Quando se discorre sobre as razões para a não admissão de mulheres, se diz que uma hipótese é evitar o envolvimento afetivo-sexual entre irmãos. Mas nesse caso, o gay não correria o risco de também se envolver ou até assediar? Mais: na linha do argumento das “quatro paredes” de Ismail, se em Loja o gay passar a ter comportamento militante e com trejeitos escandalizantes, isso é causa de se concluir por malferimento dos princípios éticos da Instituição e causa para exclusão?
Enfim, são questões que precisam ser enfrentadas. Não basta proclamar que a “orientação sexual” não seria impeditivo à admissão de gays na Irmandade. Há que se ter uma ideia clara de como lidar com situações concretas que já não digam respeito à consciência ou ao modo de ser do candidato, mas digam com sua conduta ostensiva e concreta dissonante do padrão socialmente dominante.

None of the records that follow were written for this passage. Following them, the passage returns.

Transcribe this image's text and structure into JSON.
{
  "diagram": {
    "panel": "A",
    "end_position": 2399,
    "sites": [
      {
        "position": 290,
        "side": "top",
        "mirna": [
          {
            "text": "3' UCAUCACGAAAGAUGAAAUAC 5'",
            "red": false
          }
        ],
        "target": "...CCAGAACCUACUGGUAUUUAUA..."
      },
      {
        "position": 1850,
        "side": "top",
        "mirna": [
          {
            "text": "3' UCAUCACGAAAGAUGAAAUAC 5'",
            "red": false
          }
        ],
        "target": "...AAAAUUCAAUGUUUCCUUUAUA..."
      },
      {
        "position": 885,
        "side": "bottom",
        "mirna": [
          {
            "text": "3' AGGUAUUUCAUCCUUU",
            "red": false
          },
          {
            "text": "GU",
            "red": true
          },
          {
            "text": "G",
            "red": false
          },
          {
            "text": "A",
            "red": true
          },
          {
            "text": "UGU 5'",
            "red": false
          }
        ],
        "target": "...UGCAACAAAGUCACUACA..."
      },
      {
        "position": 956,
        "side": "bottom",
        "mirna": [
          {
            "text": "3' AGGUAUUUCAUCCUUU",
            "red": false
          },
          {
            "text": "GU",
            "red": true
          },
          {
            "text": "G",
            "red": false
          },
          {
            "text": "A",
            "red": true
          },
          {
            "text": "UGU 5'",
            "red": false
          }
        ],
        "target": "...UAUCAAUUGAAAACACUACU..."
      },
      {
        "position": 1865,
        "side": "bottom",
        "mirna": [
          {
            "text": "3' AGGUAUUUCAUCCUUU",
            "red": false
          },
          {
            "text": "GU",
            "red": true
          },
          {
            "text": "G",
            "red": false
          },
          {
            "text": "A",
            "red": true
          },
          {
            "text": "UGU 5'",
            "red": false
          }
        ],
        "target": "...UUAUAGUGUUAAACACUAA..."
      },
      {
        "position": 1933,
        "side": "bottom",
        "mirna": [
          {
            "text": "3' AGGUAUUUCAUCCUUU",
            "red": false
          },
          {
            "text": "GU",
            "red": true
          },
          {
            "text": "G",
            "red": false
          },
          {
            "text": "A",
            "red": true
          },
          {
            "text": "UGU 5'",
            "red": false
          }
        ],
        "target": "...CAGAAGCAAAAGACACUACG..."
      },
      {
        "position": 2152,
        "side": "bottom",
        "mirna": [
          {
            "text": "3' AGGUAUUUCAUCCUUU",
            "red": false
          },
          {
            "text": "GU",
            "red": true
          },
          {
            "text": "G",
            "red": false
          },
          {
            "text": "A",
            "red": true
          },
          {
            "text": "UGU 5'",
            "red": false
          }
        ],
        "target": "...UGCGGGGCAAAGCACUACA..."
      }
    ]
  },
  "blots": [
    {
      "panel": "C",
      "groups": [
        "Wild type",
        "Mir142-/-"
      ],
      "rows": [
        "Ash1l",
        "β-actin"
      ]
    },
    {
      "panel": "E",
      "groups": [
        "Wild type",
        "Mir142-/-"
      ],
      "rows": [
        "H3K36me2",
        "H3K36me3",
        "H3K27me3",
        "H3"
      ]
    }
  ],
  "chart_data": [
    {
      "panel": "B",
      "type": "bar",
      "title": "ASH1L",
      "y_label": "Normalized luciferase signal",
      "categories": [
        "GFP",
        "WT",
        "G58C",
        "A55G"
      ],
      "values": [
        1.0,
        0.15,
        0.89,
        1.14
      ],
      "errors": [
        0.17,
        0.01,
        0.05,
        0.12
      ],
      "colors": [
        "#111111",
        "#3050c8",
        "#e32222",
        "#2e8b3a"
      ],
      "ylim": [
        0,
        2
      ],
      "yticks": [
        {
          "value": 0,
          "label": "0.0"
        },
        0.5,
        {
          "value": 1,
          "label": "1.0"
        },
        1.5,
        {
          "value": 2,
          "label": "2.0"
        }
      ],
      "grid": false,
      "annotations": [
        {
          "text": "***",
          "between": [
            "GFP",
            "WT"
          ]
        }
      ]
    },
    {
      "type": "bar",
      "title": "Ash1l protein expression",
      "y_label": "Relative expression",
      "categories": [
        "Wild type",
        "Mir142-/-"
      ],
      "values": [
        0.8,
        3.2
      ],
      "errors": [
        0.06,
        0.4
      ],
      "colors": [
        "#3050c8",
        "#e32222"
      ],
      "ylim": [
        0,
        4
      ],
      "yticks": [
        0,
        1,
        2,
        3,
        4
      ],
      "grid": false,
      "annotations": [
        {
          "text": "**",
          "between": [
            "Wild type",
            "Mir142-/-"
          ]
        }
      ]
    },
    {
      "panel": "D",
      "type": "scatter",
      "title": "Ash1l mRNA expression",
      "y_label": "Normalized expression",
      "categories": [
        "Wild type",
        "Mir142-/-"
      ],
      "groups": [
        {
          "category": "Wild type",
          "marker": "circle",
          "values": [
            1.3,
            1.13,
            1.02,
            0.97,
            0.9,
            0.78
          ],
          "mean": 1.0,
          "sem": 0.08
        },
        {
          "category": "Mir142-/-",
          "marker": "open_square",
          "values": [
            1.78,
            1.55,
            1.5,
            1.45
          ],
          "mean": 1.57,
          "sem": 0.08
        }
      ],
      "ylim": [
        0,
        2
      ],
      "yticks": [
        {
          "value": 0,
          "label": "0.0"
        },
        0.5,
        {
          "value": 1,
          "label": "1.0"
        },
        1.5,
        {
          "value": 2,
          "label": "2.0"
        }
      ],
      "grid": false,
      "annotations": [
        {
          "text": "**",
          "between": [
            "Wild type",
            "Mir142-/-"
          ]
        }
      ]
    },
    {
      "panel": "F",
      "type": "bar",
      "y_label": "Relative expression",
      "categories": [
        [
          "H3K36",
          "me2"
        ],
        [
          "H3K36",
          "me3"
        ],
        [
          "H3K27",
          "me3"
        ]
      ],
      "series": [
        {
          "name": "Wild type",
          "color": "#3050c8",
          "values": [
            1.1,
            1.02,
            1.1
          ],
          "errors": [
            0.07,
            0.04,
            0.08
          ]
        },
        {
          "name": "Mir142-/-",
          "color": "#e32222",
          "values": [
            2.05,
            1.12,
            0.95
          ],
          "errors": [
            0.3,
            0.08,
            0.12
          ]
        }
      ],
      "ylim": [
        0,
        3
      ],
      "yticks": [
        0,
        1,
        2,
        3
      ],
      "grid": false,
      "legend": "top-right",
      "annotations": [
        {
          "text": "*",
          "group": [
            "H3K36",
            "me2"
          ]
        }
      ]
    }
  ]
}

A questão é polêmica, delicada e digna de reflexão séria. E para além da necessária distinção entre tolerar pensamentos e modos de ser em contraposição a atos reais ofensivos à moralidade social, ainda há que saber discernir as hipóteses de desqualificação de nossos argumentos, porque aí poderá estar um militante de esquerda simplesmente querendo “lacrar” o nosso discurso; querendo que seu discurso minoritário se sobreponha ao da maioria. E “lacradores” não merecem tolerância; merecem ser, respeitosamente, desmascarados. (J. Darci P. Soares, junho de 2022).